The surprise decision was published in Turkey’s Official Gazette on Friday night.
Cobanbey, in northern Syria in Aleppo, is a predominantly Turkmen town under Syrian opposition control. The medical school will be established under the auspices of Turkey’s Health Sciences University.
While some experts consider such moves a boost to the region’s damaged social infrastructure, others say Ankara may face accusations from Syria of foreign meddling violating its territorial sovereignty.
Since 2018, Turkey has been building hospital university faculties in Syria, including in Afrin, Al-Bab and Idlib, to encourage the return of Syrian refugees. The Turkish lira is also being used in Cobanbey district and Al-Bab.
A university campus was established in Al-Bab by Turkey’s Harran University to provide trilingual education in Turkish, Arabic and English.
Turkey’s Diyanet Foundation opened a primary school for 1,100 students in Syria’s northwestern province of Idlib in November 2020.
The Turkish Health Ministry has completed three hospitals in Al-Bab, Marea and Cobanbey with a total bed capacity of 475.
With such “footprints” in Syrian territories, Ankara hopes to persuade millions of refugees in Turkey to return, but has had no big success so far.
According to Oxford University Middle East analyst, Samuel Ramani, Turkey’s infrastructure and humanitarian aid projects should win support from Syrians in rebel-held areas because humanitarian aid through international organizations such as the UN is biased in favor of the Assad regime and Russia.
“But, the Syrian government will resist Turkey’s humanitarian intervention and claim it’s a violation of sovereignty, and Turkey will face frictions from Russia and Iran on this issue,” he told Arab News.
Ramani thinks that even if Turkey is undermining the sovereignty of a UN-recognized government in Syria, there is little that the international community or legal institutions can do.

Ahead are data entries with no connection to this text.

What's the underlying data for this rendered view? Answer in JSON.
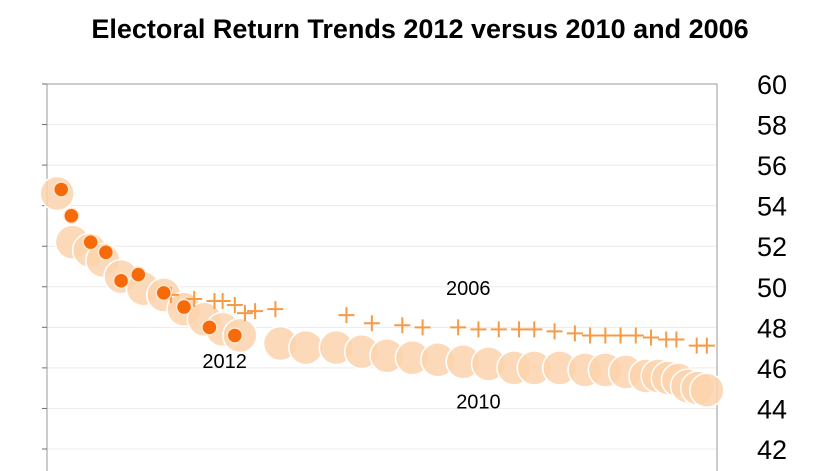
{
  "chart_data": {
    "type": "scatter",
    "title": "Electoral Return Trends 2012 versus 2010 and 2006",
    "ylim": [
      42,
      60
    ],
    "yticks": [
      42,
      44,
      46,
      48,
      50,
      52,
      54,
      56,
      58,
      60
    ],
    "ytick_labels": [
      "42",
      "44",
      "46",
      "48",
      "50",
      "52",
      "54",
      "56",
      "58",
      "60"
    ],
    "xlim": [
      0,
      66
    ],
    "grid": true,
    "annotations": [
      {
        "text": "2006",
        "x": 41.5,
        "y": 49.6
      },
      {
        "text": "2012",
        "x": 17.5,
        "y": 46.0
      },
      {
        "text": "2010",
        "x": 42.5,
        "y": 44.0
      }
    ],
    "colors": {
      "s2010": "#fbd3ad",
      "s2006": "#f79a45",
      "s2012": "#f76a0a"
    },
    "series": [
      {
        "key": "2010",
        "marker": "bubble",
        "x": [
          1,
          2.5,
          4.2,
          5.5,
          7.3,
          9.5,
          11.5,
          13.5,
          15.5,
          17.3,
          19,
          23,
          25.5,
          28.5,
          31,
          33.5,
          36,
          38.5,
          41,
          43.5,
          46,
          48,
          50.5,
          53,
          55,
          57,
          59,
          60.2,
          61.2,
          62.2,
          63.1,
          64.1,
          65
        ],
        "y": [
          54.6,
          52.2,
          51.8,
          51.3,
          50.5,
          49.9,
          49.6,
          48.9,
          48.4,
          47.9,
          47.6,
          47.2,
          47.0,
          47.0,
          46.8,
          46.6,
          46.5,
          46.4,
          46.3,
          46.2,
          46.0,
          46.0,
          46.0,
          45.9,
          45.9,
          45.8,
          45.6,
          45.6,
          45.5,
          45.4,
          45.1,
          45.0,
          44.9
        ]
      },
      {
        "key": "2006",
        "marker": "plus",
        "x": [
          12.2,
          14.5,
          16.5,
          17.3,
          18.5,
          19.5,
          20.5,
          22.5,
          29.5,
          32,
          35,
          37,
          40.5,
          42.5,
          44.5,
          46.5,
          48,
          50,
          52,
          53.5,
          55,
          56.5,
          58,
          59.5,
          61,
          62,
          64,
          65
        ],
        "y": [
          49.6,
          49.4,
          49.3,
          49.3,
          49.1,
          48.7,
          48.8,
          48.9,
          48.6,
          48.2,
          48.1,
          48.0,
          48.0,
          47.9,
          47.9,
          47.9,
          47.9,
          47.8,
          47.7,
          47.6,
          47.6,
          47.6,
          47.6,
          47.5,
          47.4,
          47.4,
          47.1,
          47.1
        ]
      },
      {
        "key": "2012",
        "marker": "dot",
        "x": [
          1.4,
          2.4,
          4.3,
          5.8,
          7.3,
          9.0,
          11.5,
          13.5,
          16.0,
          18.5
        ],
        "y": [
          54.8,
          53.5,
          52.2,
          51.7,
          50.3,
          50.6,
          49.7,
          49.0,
          48.0,
          47.6
        ]
      }
    ]
  }
}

“Moreover, Turkey could perhaps invoke a variant of Responsibility to Protect to justify its actions, as it is protecting the human security and health of Syrian civilians at a time when the Syrian government of Assad is not living up to its sovereign responsibilities to protect civilians,” he said.
However, the Syrian official news agency SANA reported on Sunday that “Syria categorically rejects the Turkish regime’s decision to open a faculty and institute as this is considered a dangerous act and a flagrant violation of the international law and the UN Charter.”

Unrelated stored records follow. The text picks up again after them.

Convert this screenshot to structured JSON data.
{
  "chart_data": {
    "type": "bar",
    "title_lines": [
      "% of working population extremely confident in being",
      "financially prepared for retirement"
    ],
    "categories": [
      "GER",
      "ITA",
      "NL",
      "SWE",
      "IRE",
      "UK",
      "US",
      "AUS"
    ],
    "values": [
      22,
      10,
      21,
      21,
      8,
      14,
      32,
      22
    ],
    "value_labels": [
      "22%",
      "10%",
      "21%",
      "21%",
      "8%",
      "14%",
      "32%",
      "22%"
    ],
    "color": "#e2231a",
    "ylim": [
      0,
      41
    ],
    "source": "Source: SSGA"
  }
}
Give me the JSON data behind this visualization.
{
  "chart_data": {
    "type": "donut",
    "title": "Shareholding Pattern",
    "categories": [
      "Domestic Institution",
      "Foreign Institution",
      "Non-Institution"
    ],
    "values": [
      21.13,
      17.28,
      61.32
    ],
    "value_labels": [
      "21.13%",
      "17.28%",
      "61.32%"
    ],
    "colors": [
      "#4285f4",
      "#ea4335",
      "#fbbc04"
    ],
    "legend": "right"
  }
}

“This null decision constitutes a continuation of the Turkish regime’s practices in igniting and prolonging the crisis in Syria,” the SANA report said, based on an official source from the Foreign and Expatriates Ministry.

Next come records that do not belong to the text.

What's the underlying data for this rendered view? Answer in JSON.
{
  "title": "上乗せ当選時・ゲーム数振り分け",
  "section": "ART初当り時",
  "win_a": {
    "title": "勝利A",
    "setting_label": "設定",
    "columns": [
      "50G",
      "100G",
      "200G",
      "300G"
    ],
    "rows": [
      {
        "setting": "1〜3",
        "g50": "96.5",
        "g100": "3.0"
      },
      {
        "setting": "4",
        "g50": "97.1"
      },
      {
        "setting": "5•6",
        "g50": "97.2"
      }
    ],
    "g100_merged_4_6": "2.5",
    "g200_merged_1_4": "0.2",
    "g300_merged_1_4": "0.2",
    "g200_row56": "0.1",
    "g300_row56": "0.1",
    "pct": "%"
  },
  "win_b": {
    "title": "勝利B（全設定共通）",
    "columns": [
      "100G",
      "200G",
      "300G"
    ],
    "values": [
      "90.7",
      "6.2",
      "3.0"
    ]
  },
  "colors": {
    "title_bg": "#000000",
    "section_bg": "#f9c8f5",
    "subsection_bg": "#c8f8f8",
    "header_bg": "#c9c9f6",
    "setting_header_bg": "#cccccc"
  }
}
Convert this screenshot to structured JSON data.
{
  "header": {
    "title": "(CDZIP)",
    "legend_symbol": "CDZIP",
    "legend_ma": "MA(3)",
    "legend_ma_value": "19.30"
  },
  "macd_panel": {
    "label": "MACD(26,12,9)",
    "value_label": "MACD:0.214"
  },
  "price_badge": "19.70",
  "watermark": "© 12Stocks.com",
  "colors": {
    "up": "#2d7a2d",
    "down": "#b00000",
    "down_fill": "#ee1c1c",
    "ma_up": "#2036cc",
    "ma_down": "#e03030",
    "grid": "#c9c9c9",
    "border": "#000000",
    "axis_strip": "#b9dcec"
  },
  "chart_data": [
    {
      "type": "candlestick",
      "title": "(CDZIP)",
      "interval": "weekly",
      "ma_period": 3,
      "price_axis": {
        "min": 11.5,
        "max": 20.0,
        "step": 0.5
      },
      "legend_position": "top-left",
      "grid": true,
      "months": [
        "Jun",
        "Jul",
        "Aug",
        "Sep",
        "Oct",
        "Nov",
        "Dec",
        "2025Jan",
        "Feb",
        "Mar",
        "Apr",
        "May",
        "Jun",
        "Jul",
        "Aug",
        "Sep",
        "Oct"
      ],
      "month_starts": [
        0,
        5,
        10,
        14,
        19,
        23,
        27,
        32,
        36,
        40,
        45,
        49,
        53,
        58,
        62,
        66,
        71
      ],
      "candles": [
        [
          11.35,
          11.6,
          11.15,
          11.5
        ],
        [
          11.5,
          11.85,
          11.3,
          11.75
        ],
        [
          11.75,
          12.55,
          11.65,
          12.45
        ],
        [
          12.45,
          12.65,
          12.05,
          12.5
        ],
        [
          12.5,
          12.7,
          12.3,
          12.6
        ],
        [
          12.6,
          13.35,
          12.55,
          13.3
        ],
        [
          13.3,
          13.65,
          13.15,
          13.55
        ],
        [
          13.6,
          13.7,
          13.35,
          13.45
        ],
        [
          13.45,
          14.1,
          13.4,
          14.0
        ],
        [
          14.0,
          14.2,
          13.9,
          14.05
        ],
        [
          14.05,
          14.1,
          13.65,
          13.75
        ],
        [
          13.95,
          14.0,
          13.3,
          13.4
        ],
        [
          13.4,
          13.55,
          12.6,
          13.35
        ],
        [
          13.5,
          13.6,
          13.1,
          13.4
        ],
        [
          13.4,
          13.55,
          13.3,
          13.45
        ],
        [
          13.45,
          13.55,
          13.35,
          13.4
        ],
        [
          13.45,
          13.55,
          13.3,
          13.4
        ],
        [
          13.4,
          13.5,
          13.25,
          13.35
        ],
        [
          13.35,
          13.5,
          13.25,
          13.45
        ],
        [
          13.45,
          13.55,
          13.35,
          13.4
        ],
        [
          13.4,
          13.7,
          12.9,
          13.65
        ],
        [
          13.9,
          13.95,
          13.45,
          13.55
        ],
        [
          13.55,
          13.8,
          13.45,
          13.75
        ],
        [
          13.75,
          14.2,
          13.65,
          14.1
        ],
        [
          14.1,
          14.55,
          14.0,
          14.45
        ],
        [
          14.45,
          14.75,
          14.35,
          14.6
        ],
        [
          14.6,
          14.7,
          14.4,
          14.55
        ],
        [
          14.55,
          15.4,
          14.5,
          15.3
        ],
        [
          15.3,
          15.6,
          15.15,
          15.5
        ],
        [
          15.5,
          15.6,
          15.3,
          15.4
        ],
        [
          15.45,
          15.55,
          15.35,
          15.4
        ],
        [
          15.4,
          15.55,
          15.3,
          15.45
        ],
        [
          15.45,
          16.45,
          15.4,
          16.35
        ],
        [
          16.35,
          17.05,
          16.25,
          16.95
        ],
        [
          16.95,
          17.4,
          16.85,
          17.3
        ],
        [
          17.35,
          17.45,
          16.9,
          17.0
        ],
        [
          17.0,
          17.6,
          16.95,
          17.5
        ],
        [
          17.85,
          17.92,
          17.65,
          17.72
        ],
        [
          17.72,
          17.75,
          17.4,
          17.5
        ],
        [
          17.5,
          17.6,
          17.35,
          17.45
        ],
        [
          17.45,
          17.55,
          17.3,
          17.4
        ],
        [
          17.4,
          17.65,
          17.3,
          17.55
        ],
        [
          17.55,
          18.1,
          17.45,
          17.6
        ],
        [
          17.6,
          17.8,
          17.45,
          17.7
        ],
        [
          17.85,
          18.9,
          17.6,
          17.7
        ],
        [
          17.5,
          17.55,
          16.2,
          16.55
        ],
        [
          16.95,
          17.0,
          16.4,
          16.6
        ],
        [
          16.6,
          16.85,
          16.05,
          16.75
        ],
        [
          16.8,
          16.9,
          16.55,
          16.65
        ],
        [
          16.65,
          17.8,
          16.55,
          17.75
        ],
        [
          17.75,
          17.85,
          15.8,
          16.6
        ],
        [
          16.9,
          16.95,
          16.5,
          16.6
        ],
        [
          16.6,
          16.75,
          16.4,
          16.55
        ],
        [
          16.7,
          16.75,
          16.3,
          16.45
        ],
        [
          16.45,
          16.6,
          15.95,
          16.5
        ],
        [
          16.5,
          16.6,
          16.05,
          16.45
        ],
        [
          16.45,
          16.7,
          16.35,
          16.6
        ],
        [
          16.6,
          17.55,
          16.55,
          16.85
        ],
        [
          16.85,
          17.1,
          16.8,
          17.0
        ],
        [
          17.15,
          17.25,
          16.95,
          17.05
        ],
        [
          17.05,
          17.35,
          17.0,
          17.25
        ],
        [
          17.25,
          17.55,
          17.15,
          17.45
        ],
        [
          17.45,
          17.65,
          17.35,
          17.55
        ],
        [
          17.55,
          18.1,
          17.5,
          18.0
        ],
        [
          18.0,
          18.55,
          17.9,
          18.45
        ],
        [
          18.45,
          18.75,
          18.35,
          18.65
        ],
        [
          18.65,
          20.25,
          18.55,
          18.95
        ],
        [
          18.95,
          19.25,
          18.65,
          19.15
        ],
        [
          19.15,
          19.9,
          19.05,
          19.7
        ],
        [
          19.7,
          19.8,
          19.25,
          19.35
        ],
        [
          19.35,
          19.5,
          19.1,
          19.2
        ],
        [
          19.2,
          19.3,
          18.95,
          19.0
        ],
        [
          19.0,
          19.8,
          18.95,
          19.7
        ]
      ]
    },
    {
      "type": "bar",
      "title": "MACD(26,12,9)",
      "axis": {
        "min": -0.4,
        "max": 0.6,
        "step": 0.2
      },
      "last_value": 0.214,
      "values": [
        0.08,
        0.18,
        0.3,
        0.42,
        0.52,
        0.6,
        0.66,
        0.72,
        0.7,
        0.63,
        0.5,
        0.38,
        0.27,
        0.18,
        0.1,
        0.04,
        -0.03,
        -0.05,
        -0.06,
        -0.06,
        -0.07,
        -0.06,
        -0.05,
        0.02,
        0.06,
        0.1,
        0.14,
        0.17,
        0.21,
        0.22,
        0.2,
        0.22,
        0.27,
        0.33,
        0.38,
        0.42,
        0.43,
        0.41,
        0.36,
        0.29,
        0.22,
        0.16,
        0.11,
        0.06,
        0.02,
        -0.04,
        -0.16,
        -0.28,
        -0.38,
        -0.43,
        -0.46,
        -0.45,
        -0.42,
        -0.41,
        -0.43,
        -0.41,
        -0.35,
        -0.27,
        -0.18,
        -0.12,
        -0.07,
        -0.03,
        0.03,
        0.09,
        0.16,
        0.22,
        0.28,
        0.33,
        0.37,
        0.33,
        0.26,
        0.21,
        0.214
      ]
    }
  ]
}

“Syria affirms that these attacks by the Turkish regime on its sovereignty, including the building of the so-called (separation wall) and adopting the policy of Turkification at the schools, in addition to dealing in the Turkish lira and opening an authority for the Turkish Post, have been pretexts behind which this regime hides to justify its terrorist practices,” the source said.
Jomana Qaddour, nonresident senior fellow at Atlantic Council, said that the Turkish government had been connecting north Syria to the Turkish state via electricity and water provision, security, and the provision of humanitarian aid more generally.
“While there is a dire need for accredited education projects in Syria, given the fact that so many students have been deprived of education programs for years, it is important that any education initiative incorporates local educators and the needs of the local population. Local ownership and input will be necessary for this to be a welcome endeavour by Syrians,” she told Arab News.